Carlos Desio

Personal information
- Full name: Carlos Alberto Desio
- Date of birth: 25 January 1973 (age 53)
- Place of birth: Corral de Bustos, Argentina
- Position: Midfielder

Team information
- Current team: Sport Boys (manager)

Youth career
- Sporting Corral de Bustos
- 1990–1993: Independiente

Senior career*
- Years: Team / Apps / (Gls)
- 1993–1996: Independiente / 1 / (0)
- Defensores de Cambaceres
- Sportivo Corral de Bustos
- 1999–2000: Alumni de Casilda

Managerial career
- Sporting Corral de Bustos (youth)
- Sporting Corral de Bustos
- 2013–2015: Chile U20 (assistant)
- 2015–2017: Talleres (youth)
- 2017–2018: Argentina U17 (assistant)
- 2018: Argentina U19
- 2019: Santos (assistant)
- 2020–2021: Atlético Mineiro (assistant)
- 2021: Binacional
- 2022: Sport Huancayo
- 2023: Alianza Atlético
- 2024: ADT
- 2025: ADT
- 2025: Cienciano
- 2026–: Sport Boys

= Carlos Desio =

Argentine football manager

Carlos Alberto Desio (born 25 January 1973) is an Argentine football manager and former player who played as a midfielder. He is the current manager of Peruvian club Sport Boys.

==Career==
Born in Corral de Bustos, Desio played as a youth for hometown side Sporting Club de Corral de Bustos and Independiente. He made his senior debut with the latter in 1993, but played rarely before retiring from professional football due to injuries; he still played in the regional categories, being managed by his brother at Alumni de Casilda in 2000, where both met Jorge Sampaoli who was at the time manager of Aprendices Casildenses.

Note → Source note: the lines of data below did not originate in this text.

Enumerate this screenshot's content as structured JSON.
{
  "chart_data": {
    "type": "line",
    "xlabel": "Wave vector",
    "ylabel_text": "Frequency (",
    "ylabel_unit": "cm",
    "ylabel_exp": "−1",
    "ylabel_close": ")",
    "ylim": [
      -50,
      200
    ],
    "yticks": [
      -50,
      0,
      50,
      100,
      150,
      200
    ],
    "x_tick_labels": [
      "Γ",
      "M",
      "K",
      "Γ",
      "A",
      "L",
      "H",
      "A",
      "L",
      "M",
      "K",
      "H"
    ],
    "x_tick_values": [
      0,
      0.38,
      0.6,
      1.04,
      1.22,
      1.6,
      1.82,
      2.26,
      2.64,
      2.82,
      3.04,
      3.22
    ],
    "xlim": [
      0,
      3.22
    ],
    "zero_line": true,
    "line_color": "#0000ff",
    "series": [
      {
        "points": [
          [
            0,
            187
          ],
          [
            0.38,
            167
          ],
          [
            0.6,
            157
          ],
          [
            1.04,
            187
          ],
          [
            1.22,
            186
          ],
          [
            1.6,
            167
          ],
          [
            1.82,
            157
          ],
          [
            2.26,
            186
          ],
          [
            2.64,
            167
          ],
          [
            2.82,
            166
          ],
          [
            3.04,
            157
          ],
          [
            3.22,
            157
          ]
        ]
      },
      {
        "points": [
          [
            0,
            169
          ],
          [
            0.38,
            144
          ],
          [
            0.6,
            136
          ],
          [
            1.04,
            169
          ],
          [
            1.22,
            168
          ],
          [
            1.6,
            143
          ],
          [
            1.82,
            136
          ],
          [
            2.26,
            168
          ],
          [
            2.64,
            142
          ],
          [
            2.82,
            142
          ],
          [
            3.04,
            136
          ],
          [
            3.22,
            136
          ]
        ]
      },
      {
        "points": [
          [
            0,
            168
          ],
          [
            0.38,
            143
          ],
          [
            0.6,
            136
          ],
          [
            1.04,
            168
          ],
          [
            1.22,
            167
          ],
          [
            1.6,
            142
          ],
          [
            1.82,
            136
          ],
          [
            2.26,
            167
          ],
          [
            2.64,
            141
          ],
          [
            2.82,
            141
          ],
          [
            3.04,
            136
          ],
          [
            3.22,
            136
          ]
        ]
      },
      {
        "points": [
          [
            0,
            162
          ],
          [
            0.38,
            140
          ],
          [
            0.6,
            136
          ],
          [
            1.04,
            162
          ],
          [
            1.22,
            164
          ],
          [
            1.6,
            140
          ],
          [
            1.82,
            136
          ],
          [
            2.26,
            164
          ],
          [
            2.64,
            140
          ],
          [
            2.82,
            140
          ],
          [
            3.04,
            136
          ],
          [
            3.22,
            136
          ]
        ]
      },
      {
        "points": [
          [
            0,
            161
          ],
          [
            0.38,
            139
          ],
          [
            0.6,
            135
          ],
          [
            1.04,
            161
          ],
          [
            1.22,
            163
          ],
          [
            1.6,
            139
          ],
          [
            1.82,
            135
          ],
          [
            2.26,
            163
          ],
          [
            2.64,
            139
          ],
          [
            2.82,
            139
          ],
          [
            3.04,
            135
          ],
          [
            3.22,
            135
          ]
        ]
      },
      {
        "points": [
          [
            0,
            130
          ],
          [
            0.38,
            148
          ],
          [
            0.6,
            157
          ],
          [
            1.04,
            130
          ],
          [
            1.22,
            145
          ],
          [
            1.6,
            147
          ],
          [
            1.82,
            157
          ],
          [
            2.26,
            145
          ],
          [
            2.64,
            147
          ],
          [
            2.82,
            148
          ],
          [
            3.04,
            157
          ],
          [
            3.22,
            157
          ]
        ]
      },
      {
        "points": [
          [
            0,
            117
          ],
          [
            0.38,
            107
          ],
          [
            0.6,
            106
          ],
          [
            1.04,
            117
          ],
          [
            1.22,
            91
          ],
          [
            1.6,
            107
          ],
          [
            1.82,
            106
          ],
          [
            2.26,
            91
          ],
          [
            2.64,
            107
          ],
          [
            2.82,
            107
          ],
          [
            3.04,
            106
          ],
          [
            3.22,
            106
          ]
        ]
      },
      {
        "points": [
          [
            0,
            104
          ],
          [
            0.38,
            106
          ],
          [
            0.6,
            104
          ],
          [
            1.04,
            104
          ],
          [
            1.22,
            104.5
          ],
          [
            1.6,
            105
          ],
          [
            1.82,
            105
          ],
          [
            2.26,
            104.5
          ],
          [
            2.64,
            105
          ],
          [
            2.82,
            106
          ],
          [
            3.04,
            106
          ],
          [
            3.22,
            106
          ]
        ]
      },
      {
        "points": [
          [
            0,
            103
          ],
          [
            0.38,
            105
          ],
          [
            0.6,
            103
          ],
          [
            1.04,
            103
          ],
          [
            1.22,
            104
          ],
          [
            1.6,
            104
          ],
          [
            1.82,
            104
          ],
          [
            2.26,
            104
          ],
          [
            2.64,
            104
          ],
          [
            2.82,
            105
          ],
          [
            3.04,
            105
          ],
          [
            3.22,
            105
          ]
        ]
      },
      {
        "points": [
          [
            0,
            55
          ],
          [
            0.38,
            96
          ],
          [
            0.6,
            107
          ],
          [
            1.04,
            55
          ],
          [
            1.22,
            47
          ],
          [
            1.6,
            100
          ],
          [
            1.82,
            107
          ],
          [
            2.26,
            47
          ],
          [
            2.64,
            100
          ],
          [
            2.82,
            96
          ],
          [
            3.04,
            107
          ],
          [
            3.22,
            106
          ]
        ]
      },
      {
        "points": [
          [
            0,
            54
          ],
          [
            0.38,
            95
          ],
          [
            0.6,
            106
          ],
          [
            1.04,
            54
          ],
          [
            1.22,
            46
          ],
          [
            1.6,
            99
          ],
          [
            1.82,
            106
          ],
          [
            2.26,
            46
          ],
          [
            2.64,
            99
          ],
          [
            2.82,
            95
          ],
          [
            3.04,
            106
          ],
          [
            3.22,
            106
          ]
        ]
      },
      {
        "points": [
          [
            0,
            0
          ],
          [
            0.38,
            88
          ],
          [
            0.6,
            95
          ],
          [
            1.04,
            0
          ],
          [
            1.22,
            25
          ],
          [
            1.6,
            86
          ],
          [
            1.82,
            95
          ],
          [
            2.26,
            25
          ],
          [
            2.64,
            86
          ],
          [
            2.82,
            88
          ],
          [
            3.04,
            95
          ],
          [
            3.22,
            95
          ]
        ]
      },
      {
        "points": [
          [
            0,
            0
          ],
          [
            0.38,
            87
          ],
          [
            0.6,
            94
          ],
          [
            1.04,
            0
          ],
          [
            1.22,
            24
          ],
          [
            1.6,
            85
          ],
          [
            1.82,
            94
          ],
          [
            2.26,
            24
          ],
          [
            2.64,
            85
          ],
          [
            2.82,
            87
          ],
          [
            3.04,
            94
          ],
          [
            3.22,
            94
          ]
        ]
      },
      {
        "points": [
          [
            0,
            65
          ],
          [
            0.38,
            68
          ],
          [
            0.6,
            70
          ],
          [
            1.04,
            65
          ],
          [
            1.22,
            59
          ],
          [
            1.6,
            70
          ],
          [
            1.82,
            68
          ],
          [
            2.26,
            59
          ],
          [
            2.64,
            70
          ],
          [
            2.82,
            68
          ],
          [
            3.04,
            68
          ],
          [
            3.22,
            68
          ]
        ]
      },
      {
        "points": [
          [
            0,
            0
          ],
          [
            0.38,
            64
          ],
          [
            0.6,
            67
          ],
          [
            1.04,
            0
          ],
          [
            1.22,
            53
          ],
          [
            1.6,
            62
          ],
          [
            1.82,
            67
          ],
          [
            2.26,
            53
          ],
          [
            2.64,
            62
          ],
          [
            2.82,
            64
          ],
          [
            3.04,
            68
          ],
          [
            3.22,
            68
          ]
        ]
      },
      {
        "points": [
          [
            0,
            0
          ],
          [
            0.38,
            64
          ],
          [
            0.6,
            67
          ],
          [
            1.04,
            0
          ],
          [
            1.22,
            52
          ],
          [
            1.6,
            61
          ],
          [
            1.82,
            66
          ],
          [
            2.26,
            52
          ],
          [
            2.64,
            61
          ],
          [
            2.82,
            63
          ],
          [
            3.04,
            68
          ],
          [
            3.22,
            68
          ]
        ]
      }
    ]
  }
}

Desio started his managerial career at his first club Sporting Corral de Bustos, taking over the youth sides and the first team before joining Sampaoli's staff at the Chile national team in 2012, as an audiovisual analyst. He then worked as an assistant manager of Hugo Ragelli in the under-20 team before returning to his home country in 2015, as manager of Talleres de Córdoba's youth setup.

In July 2017, Desio was named Pablo Aimar's assistant at the Argentina under-17 national team. In May of the following year, he was named in charge of the under-19 side before rejoining Sampaoli's staff at Santos in December 2018.

Desio followed Sampaoli to Atlético Mineiro in the 2020 season, but left with the manager in February 2021. On 1 June, he was appointed manager of Peruvian Primera División side Binacional.

On 3 December 2021, Desio was named manager of Sport Huancayo also in the Peruvian top tier for the 2022 season. The following 9 August, after a poor start of the Clausura, he was sacked.

On 7 November 2022, Desio was named in charge of Alianza Atlético also in the Peruvian top tier. The following 11 May, he left the club on a mutual agreement.

On 11 November 2023, Desio took over fellow Peruvian side ADT. He resigned due to personal reasons on 16 June 2024, but returned to the role on 25 December.

On 16 April 2025, Desio resigned from ADT to take over Cienciano also in the Peruvian top tier. He left the latter as his contract expired on 23 November, and was announced as manager of Sport Boys the following 17 March 2026.

==Personal life==
Desio's older brothers Hermes and Jorge also work with football. Hermes was a footballer while Jorge is Sampaoli's assistant.